Some observers note that bills like H.R. 1797 appear to aim at prompting the Court to reconsider its viability standard in favor of the fetal pain standard. If the Court changes its standard then the bill may pass constitutional muster. The text of the Constitution no more speaks against the fetal pain standard than it speaks for the Roe Court’s fetal viability standard. And the Roe decision does not prevent the later existence of an alternative standard.
The Living Constitution v. Stare Decisis
The Constitution paints an extremely vague picture of the right to an abortion. The Roe decision, in fact, has historically drawn much criticism from liberals on the issue of its legal grounding.
The constitutionally vague nature of the right to abortion forces Democrats like Lofgren to plan a delicate rhetorical balancing act. Liberals tend to favor interpreting the Constitution as a “living” document, where its meaning is conditioned and modified by changing times. At the same time, decisions of the Supreme Court receive deference in later rulings, a principle known as stare decisis.
Do Court precedents also feel the effects of the flow of time? Unless Supreme Court rulings stand higher than the Constitution itself, decisions like Roe v. Wade appear vulnerable to reinterpretation according to changing times. And without dependable interpretive principles, who can say whether a law is unconstitutional without seeing into the minds of the justices?

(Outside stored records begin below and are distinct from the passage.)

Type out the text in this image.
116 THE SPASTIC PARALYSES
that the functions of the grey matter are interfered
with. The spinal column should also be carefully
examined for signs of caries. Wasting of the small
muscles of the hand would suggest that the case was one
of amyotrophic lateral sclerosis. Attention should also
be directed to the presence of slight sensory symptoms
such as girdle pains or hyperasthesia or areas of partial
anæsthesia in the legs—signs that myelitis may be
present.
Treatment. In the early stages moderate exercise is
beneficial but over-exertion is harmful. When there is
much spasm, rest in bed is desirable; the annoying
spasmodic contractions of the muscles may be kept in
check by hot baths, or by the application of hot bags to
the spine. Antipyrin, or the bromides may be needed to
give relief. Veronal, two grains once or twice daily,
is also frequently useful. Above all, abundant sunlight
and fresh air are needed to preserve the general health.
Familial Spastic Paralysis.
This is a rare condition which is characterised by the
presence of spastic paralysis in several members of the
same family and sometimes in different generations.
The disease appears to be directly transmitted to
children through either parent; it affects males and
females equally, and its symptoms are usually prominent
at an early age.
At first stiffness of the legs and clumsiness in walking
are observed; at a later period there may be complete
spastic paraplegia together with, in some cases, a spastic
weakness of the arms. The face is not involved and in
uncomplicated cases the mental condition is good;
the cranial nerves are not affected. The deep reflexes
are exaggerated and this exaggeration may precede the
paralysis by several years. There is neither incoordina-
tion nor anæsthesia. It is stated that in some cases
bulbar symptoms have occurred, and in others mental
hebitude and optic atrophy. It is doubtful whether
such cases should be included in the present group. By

Accordingly, there are two barriers to claiming H.R. 1797 is unconstitutional. Under the a constructionist or textual view, there’s nothing specific in the Constitution to offer guidance to tell us the law is unconstitutional. And the “living Constitution” view sets the stage for Court reversals over time, especially where we lack specific guidance in the language of the Constitution.
The fetal pain argument
Would the Supreme Court throw out the fetal viability argument and adopt something like a fetal pain standard? That’s another question with no clear answer. The Court could toss out the fetal viability framework without adopting a fetal pain standard. Or it could reaffirm the fetal viability framework.
Justices may well regard the fetal pain argument skeptically because the evidence supporting it remains controversial.
In short, it isn’t at all certain that the House bill is unconstitutional. Lofgren’s appearance of certitude comes across as an exaggeration meant to rally abortion rights supporters against the House bill.
“It is unconstitutional.”
Though true in the sense of sidestepping the Supreme Court’s precedent on viability standards, Rep. Lofgren’s claim projects a false sense of H.R. 1797’s challenge to existing abortion law. Fetal pain represents a plausible alternative standard unknown when the Court wrote the Roe v. Wade decision.